Quote from: OttoVonBismarck on March 31, 2014, 12:53:44 PMOh, and the condos that allow the units to be rented out can sometimes take a turn for the worse if a lot of the unit owners are land lords and they rent out to trashy tenants.

:whistle:
"The internet's completely over. [...] The internet's like MTV. At one time MTV was hip and suddenly it became outdated. Anyway, all these computers and digital gadgets are no good.

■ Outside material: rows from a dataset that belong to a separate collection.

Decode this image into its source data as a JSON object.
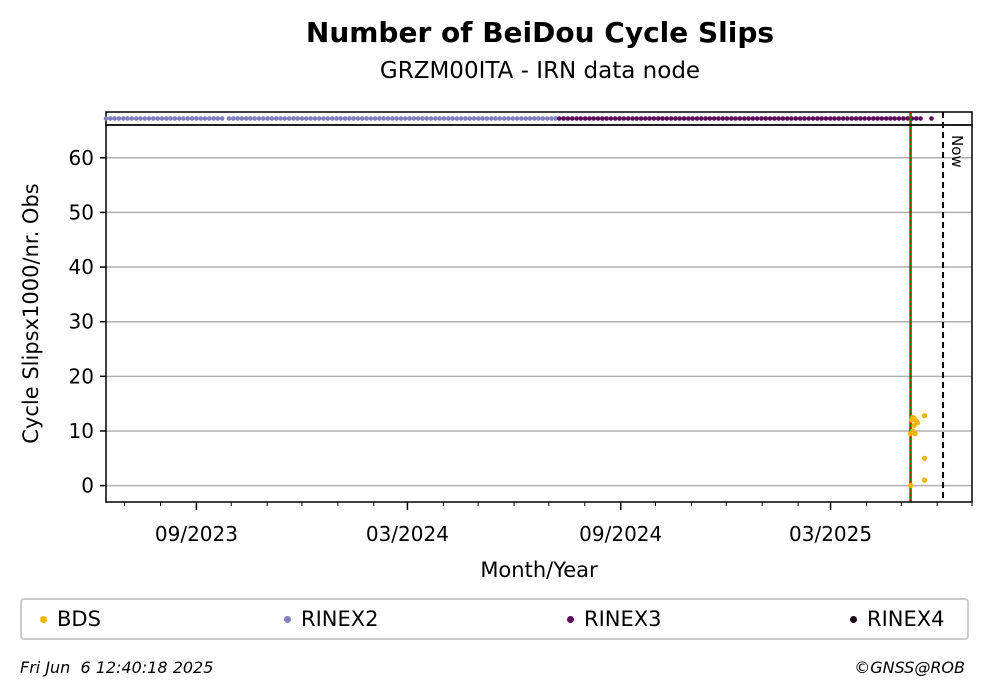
{
  "chart_data": {
    "type": "scatter",
    "title": "Number of BeiDou Cycle Slips",
    "subtitle": "GRZM00ITA - IRN data node",
    "xlabel": "Month/Year",
    "ylabel": "Cycle Slipsx1000/nr. Obs",
    "ylim": [
      -3,
      66
    ],
    "yticks": [
      0,
      10,
      20,
      30,
      40,
      50,
      60
    ],
    "xlim": [
      "2023-06-15",
      "2025-07-01"
    ],
    "xticks": [
      {
        "date": "2023-09-01",
        "label": "09/2023"
      },
      {
        "date": "2024-03-01",
        "label": "03/2024"
      },
      {
        "date": "2024-09-01",
        "label": "09/2024"
      },
      {
        "date": "2025-03-01",
        "label": "03/2025"
      }
    ],
    "grid": "y",
    "series": [
      {
        "name": "BDS",
        "color": "#f5b400",
        "points": [
          {
            "x": "2025-05-09",
            "y": 0.0
          },
          {
            "x": "2025-05-09",
            "y": 9.5
          },
          {
            "x": "2025-05-10",
            "y": 12.0
          },
          {
            "x": "2025-05-11",
            "y": 12.5
          },
          {
            "x": "2025-05-11",
            "y": 10.0
          },
          {
            "x": "2025-05-12",
            "y": 11.0
          },
          {
            "x": "2025-05-12",
            "y": 12.3
          },
          {
            "x": "2025-05-13",
            "y": 9.5
          },
          {
            "x": "2025-05-14",
            "y": 11.8
          },
          {
            "x": "2025-05-15",
            "y": 11.5
          },
          {
            "x": "2025-05-21",
            "y": 12.8
          },
          {
            "x": "2025-05-21",
            "y": 5.0
          },
          {
            "x": "2025-05-21",
            "y": 1.0
          }
        ]
      }
    ],
    "availability_strip": [
      {
        "name": "RINEX2",
        "color": "#7f7fbf",
        "ranges": [
          [
            "2023-06-15",
            "2023-09-24"
          ],
          [
            "2023-09-29",
            "2024-07-09"
          ]
        ]
      },
      {
        "name": "RINEX3",
        "color": "#5c0a5c",
        "ranges": [
          [
            "2024-07-10",
            "2025-05-20"
          ],
          [
            "2025-05-27",
            "2025-05-29"
          ]
        ]
      }
    ],
    "vertical_lines": [
      {
        "date": "2025-05-09",
        "style": "green solid with red dotted overlay"
      },
      {
        "date": "2025-06-06",
        "style": "black dashed",
        "label": "Now"
      }
    ],
    "legend": {
      "placement": "bottom",
      "entries": [
        {
          "name": "BDS",
          "color": "#f5b400"
        },
        {
          "name": "RINEX2",
          "color": "#7f7fbf"
        },
        {
          "name": "RINEX3",
          "color": "#5c0a5c"
        },
        {
          "name": "RINEX4",
          "color": "#1a0a1a"
        }
      ]
    }
  },
  "footer": {
    "timestamp": "Fri Jun  6 12:40:18 2025",
    "credit": "©GNSS@ROB"
  }
}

They just fill your head with numbers and that can't be good for you."
-- Prince, 2010. (R.I.P.)

crazy canuck

Quote from: OttoVonBismarck on March 31, 2014, 09:39:36 AM
Quote from: Queequeg on March 30, 2014, 09:26:17 PM
So, what, like New York City would have about as much electoral power as Iowa?

I'd never advocate a property requirement for general voting, but I'd be perfectly fine with property tax levies being something that only property owners in the tax district can vote on. In general when the States used to have a property requirement to voting, they had clauses that allowed people with significant assets who didn't happen to own real estate to vote as well. So New York City wouldn't be afflicted the way you might think.

In Vancouver and iirc all other municipalities in BC all non resident business owners get to vote in municipal elections.  If they are also residents they dont get to vote twice.  :D

CountDeMoney

Quote from: Capetan Mihali on March 31, 2014, 03:08:40 PM
Quote from: OttoVonBismarck on March 31, 2014, 12:53:44 PMOh, and the condos that allow the units to be rented out can sometimes take a turn for the worse if a lot of the unit owners are land lords and they rent out to trashy tenants.

:whistle:

:lol:  No shit. I've been dealing with that bullshit beneath me for 6 years now.